No procedimento da revalidação anual dos alvarás, para além do requisito de idoneidade, as empresas detentoras de alvará, deverão verificar as seguintes condições mínimas de permanência na actividade:
 
Regime normal:
  • Manter no seu quadro de pessoal o número mínimo de técnicos, na área da produção e da segurança e higiene do trabalho, para a classe detida, conforme estabelecido na Portaria n.º 16/2004, de 10 de Janeiro, com nível de conhecimento, especialização, experiência profissional e disponibilidade adequados à área de classificação da empresa;

  • Deter no último exercício (ou pela média dos três últimos exercícios) um valor de custos com o pessoal igual ou superior a 7% do valor limite da classe anterior à classe máxima detida; Para empresas com habilitações exclusivamente na classe 1, então deve apresentar um valor de custos com o pessoal não nulo;

  • Deter no último exercício (ou pela média dos três últimos exercícios) um valor de capital próprio igual ou superior a 10% do valor limite da classe máxima detida.

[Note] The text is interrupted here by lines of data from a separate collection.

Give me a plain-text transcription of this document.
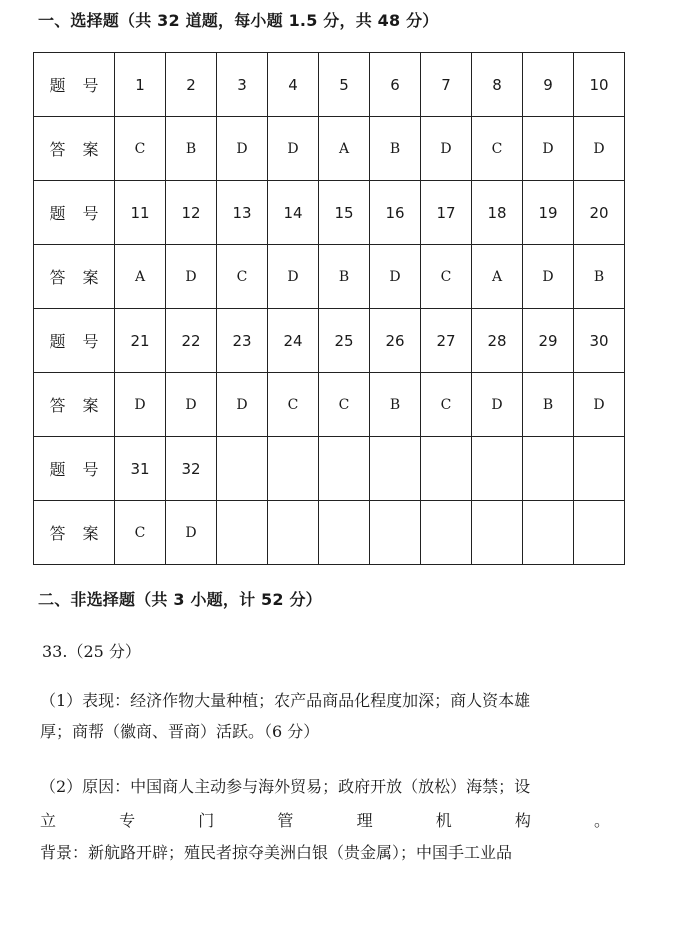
一、选择题（共 32 道题，每小题 1.5 分，共 48 分）
题 号	1	2	3	4	5	6	7	8	9	10
答 案	C	B	D	D	A	B	D	C	D	D
题 号	11	12	13	14	15	16	17	18	19	20
答 案	A	D	C	D	B	D	C	A	D	B
题 号	21	22	23	24	25	26	27	28	29	30
答 案	D	D	D	C	C	B	C	D	B	D
题 号	31	32								
答 案	C	D								
二、非选择题（共 3 小题，计 52 分）
33.（25 分）
（1）表现：经济作物大量种植；农产品商品化程度加深；商人资本雄
厚；商帮（徽商、晋商）活跃。（6 分）
（2）原因：中国商人主动参与海外贸易；政府开放（放松）海禁；设
立	专	门	管	理	机	构	。
背景：新航路开辟；殖民者掠夺美洲白银（贵金属）；中国手工业品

Se a classe máxima detida for a classe 9, então deverá deter um valor igual ou superior a 20% do valor limite da classe 8. Para empresas com habilitações exclusivamente na classe 1, então deve apresentar um valor de capital próprio não negativo;

  • Deter no último exercício (ou pela média dos três últimos exercícios) um valor de Volume de Negócios em Obra (Vendas de Produtos + Prestação de Serviços) igual ou superior a 50% do valor limite da classe anterior à classe máxima detida; Para empresas com habilitações exclusivamente na classe 1, o valor de volume de negócios em obra deve ser igual ou superior a 10% do valor limite da classe 1; Alerta-se que para o cálculo do valor de volume de negócios em obra não são considerados os valores da rubrica “Vendas de Mercadorias”;

  • Deter no último exercício (ou pela média dos três últimos exercícios) um valor de 105% para o indicador da liquidez geral; Este critério não é aplicável a empresas com habilitações exclusivamente na classe 1;

  • Deter no último exercício (ou pela média dos três últimos exercícios) um valor de 10% para o indicador da autonomia financeira; Este critério não é aplicável a empresas com habilitações exclusivamente na classe 1.
 
Regime probatório:
  • Manter no seu quadro de pessoal o número mínimo de técnicos, na área da produção e da segurança e higiene do trabalho, para a classe detida, conforme estabelecido na Portaria n.º 16/2004, de 10 de Janeiro, com nível de conhecimento, especialização, experiência profissional e disponibilidade adequados à área de classificação da empresa;

  • Deter no último exercício um valor de custos com o pessoal não nulo;

  • Deter no último exercício um valor de capital próprio não negativo.
 
Final do regime probatório:
  • Manter no seu quadro de pessoal o número mínimo de técnicos, na área da produção e da segurança, para a classe detida, conforme estabelecido na Portaria n.º 16/2004, de 10 de Janeiro, com nível de conhecimento, especialização, experiência profissional e disponibilidade adequados à área de classificação da empresa;

  • Deter no último exercício (ou pela média dos três últimos exercícios) um valor de custos com o pessoal igual ou superior a 7% do limite da classe anterior à classe máxima detida;

  • Deter no último exercício (ou pela média dos três últimos exercícios) um valor de capital próprio igual ou superior a 10% do limite da classe máxima detida, caso as habilitações detidas se enquadrem entre a classe 2 e a classe 8; no caso de possuir classe máxima 9, deverá deter um valor igual ou superior a 20% do valor limite da classe 8;

  • Deter no último exercício (ou pela média dos três últimos exercícios) um valor de volume de negócios em obra (Vendas de Produtos + Prestação de Serviços) igual ou superior a 50% do limite da classe anterior à classe máxima detida;

  • Deter no último exercício (ou pela média dos três últimos exercícios) um valor de 105% para o indicador da liquidez geral;

  • Deter no último exercício (ou pela média dos três últimos exercícios) um valor de 10% para o indicador da autonomia financeira;

  • Comprovar capacidade efectiva em termos de experiência em execução de obras.
As habilitações reclassificadas ou canceladas na sequência da revalidação, não podem ser novamente requeridas antes do dia 1 de Agosto seguinte.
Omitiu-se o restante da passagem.